The Holy Spirit convicts the real children of God for their sins. But fakes, even if they do not realize they are fakes, receive no conviction because, since they are not God’s sons, God does not discipline them.
Two points here point definitively to a condition of spiritual death for people who believe in sinless perfection. First, the truth does not reside in people who say they have no sin. Second, people who never feel conviction for their sins have never been adopted by the Father; they may think they are sons, but they are not.
Advocates of Sinless Perfection Refuse to Repent of Present Sin.
1John 1:8-10 says, “If we say that we have no sin, we deceive ourselves, and the truth is not in us. If we confess our sins, He is faithful and just to forgive us our sins and to cleanse us from all unrighteousness. If we say that we have not sinned, we make Him a liar, and His word is not in us.”
The very act of claiming to be sinless is a sin in itself, as this Scripture so ably demonstrates. A person claiming not to have sin deceives himself or herself, and in effect calls Christ a liar.

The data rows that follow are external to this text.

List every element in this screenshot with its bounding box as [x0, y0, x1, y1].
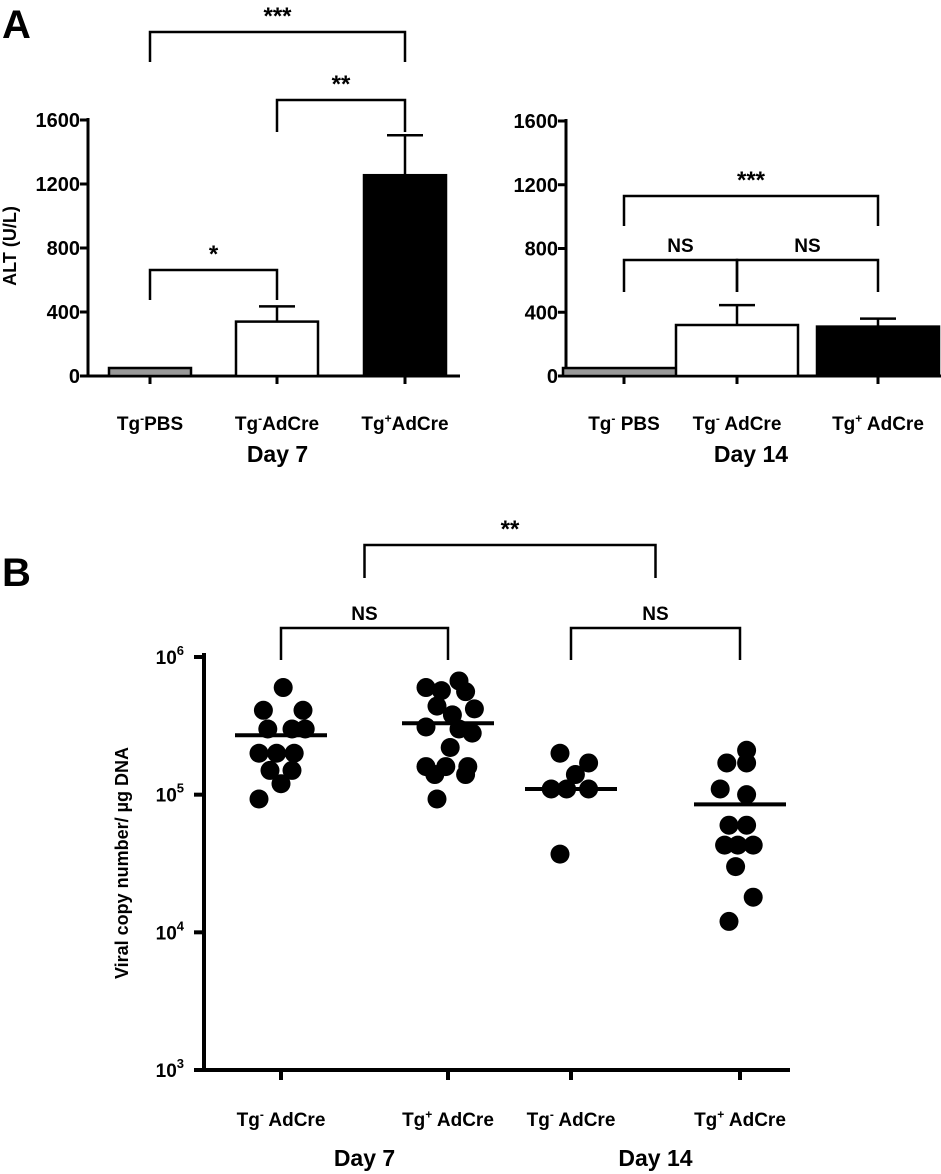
significance-label: *** [263, 3, 292, 30]
y-tick-label: 800 [47, 238, 80, 260]
data-point [456, 765, 476, 785]
data-point [737, 785, 757, 805]
data-point [271, 774, 291, 794]
group-label: Day 14 [714, 441, 788, 467]
data-point [565, 765, 585, 785]
significance-label: NS [351, 604, 377, 625]
x-tick-label: Tg- AdCre [693, 411, 782, 435]
data-point [260, 760, 280, 780]
data-point [743, 887, 763, 907]
data-point [253, 700, 273, 720]
y-axis-label: Viral copy number/ µg DNA [112, 747, 132, 979]
data-point [427, 696, 447, 716]
significance-label: ** [332, 71, 351, 98]
bar [107, 366, 193, 378]
data-point [728, 835, 748, 855]
significance-bracket [622, 258, 739, 292]
data-point [719, 911, 739, 931]
data-point [440, 738, 460, 758]
x-tick-label: Tg+ AdCre [694, 1107, 786, 1131]
data-point [293, 700, 313, 720]
chart-viral: 103 104 105 106 Viral copy number/ µg DNA Tg-… [112, 516, 790, 1171]
x-tick-label: Tg- AdCre [527, 1107, 616, 1131]
data-point [282, 760, 302, 780]
bar [561, 366, 687, 378]
y-tick-label: 103 [156, 1056, 184, 1082]
significance-bracket [622, 194, 880, 226]
data-point [427, 789, 447, 809]
y-axis-label: ALT (U/L) [0, 206, 20, 286]
group-label: Day 14 [618, 1145, 692, 1171]
y-tick-label: 1200 [514, 175, 559, 197]
x-tick-label: Tg+AdCre [361, 411, 448, 435]
data-point [550, 743, 570, 763]
group-label: Day 7 [334, 1145, 395, 1171]
significance-bracket [363, 543, 657, 578]
data-point [717, 753, 737, 773]
y-tick-label: 400 [525, 302, 558, 324]
data-point [249, 743, 269, 763]
data-point [719, 815, 739, 835]
data-point [715, 835, 735, 855]
significance-bracket [279, 626, 450, 660]
data-point [737, 753, 757, 773]
y-tick-label: 104 [156, 918, 185, 944]
y-tick-label: 0 [547, 366, 558, 388]
data-point [273, 678, 293, 698]
bar [362, 173, 448, 378]
data-point [267, 743, 287, 763]
data-point [579, 753, 599, 773]
y-tick-label: 105 [156, 781, 184, 807]
data-point [464, 699, 484, 719]
chart-day7: 0 400 800 1200 1600 ALT (U/L) Tg-PBS Tg-AdCre Tg… [0, 3, 460, 467]
y-tick-label: 106 [156, 643, 184, 669]
data-point [431, 681, 451, 701]
significance-label: NS [794, 236, 820, 257]
data-point [416, 717, 436, 737]
x-tick-label: Tg+ AdCre [832, 411, 924, 435]
y-tick-label: 800 [525, 239, 558, 261]
data-point [442, 705, 462, 725]
y-tick-label: 0 [69, 366, 80, 388]
significance-label: ** [501, 516, 520, 543]
x-tick-label: Tg- PBS [588, 411, 660, 435]
y-tick-label: 1200 [36, 174, 81, 196]
data-point [710, 779, 730, 799]
significance-bracket [275, 98, 407, 132]
data-point [249, 789, 269, 809]
bar [815, 325, 941, 378]
data-point [416, 678, 436, 698]
significance-label: *** [737, 167, 766, 194]
significance-label: * [209, 241, 219, 268]
panel-label-b: B [2, 551, 31, 595]
y-tick-label: 400 [47, 302, 80, 324]
significance-label: NS [667, 236, 693, 257]
x-tick-label: Tg-PBS [117, 411, 183, 435]
significance-bracket [735, 258, 880, 292]
group-label: Day 7 [247, 441, 308, 467]
x-tick-label: Tg+ AdCre [402, 1107, 494, 1131]
data-point [425, 765, 445, 785]
panel-label-a: A [2, 3, 31, 47]
data-point [550, 844, 570, 864]
x-tick-label: Tg-AdCre [235, 411, 319, 435]
x-tick-label: Tg- AdCre [237, 1107, 326, 1131]
data-point [743, 835, 763, 855]
y-tick-label: 1600 [514, 111, 559, 133]
y-tick-label: 1600 [36, 110, 81, 132]
chart-day14: 0 400 800 1200 1600 Tg- PBS Tg- AdCre Tg+ AdCre… [514, 111, 941, 467]
significance-bracket [148, 268, 279, 300]
significance-label: NS [642, 604, 668, 625]
data-point [456, 682, 476, 702]
data-point [284, 743, 304, 763]
significance-bracket [569, 626, 742, 660]
bar [674, 323, 800, 378]
data-point [462, 723, 482, 743]
data-point [726, 857, 746, 877]
significance-bracket [148, 30, 407, 62]
bar [234, 320, 320, 378]
data-point [737, 815, 757, 835]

Being cleared of sin is so simple! All we have to do is confess that we have sinned, and our sin is forgiven and we are cleansed of our unrighteousness. The problem is, a person who considers himself or herself to be sinless cannot confess sin. To confess sinning would run contrary to their belief that they have sinless perfection. So, because they will not admit that they are indeed sinners, they cannot have the forgiveness that is in Jesus Christ.
Jesus is for Sinners, Not for the Sinless.
Jesus said it so well: “I have not come to call the righteous, but sinners, to repentance” (Luke 5:32). And yet, the Bible says no one is righteous: “As it is written: ‘There is none righteous, no, not one;’” (Romans 3:10). So what did Jesus mean? He meant He did not come for people who claimed to be righteous, He came for those who knew they were sinners. He did not come for the self-righteous; He came for those who would repent, knowing that they needed Him.
Some correspondents have accused me of encouraging Christians to keep on sinning since they cannot be “perfect” and “sinless.” It isn’t my aim to make people sin, but it is my aim to make people recognize reality: they will never be perfect as long as they have a “flesh” component. Unless people will confess this, they have no need of Jesus—and will not get to have Him.
The Struggle is the Proof of Salvation.
When we are saved, a battle begins between our saved soul and our unsaved body. Paul writes of this battle that continues within us even after our salvation, “For I know that in me (that is, in my flesh) nothing good dwells; for to will is present with me, but how to perform what is good I do not find. For the good that I will to do, I do not do; but the evil I will not to do, that I practice. Now if I do what I will not to do, it is no longer I who do it, but sin that dwells in me. I find then a law, that evil is present with me, the one who wills to do good. For I delight in the law of God according to the inward man. But I see another law in my members, warring against the law of my mind, and bringing me into captivity to the law of sin which is in my members. O wretched man that I am! Who will deliver me from this body of death? I thank God—through Jesus Christ our Lord! So then, with the mind I myself serve the law of God, but with the flesh the law of sin” (Romans 7:18-25).
As long as any person has flesh, that flesh will be serving sin. It will always be warring against the spiritual mind. We will be delivered from this sin completely only when we are delivered from “this body of death.” It is only at that point that the Christian is “completely sanctified.”
The absence of this struggle between body and soul means that the body has won and the soul is actually given over to sinfulness. The flesh does not become justified! So if the struggle between body and soul ends, it can only be because the flesh has won.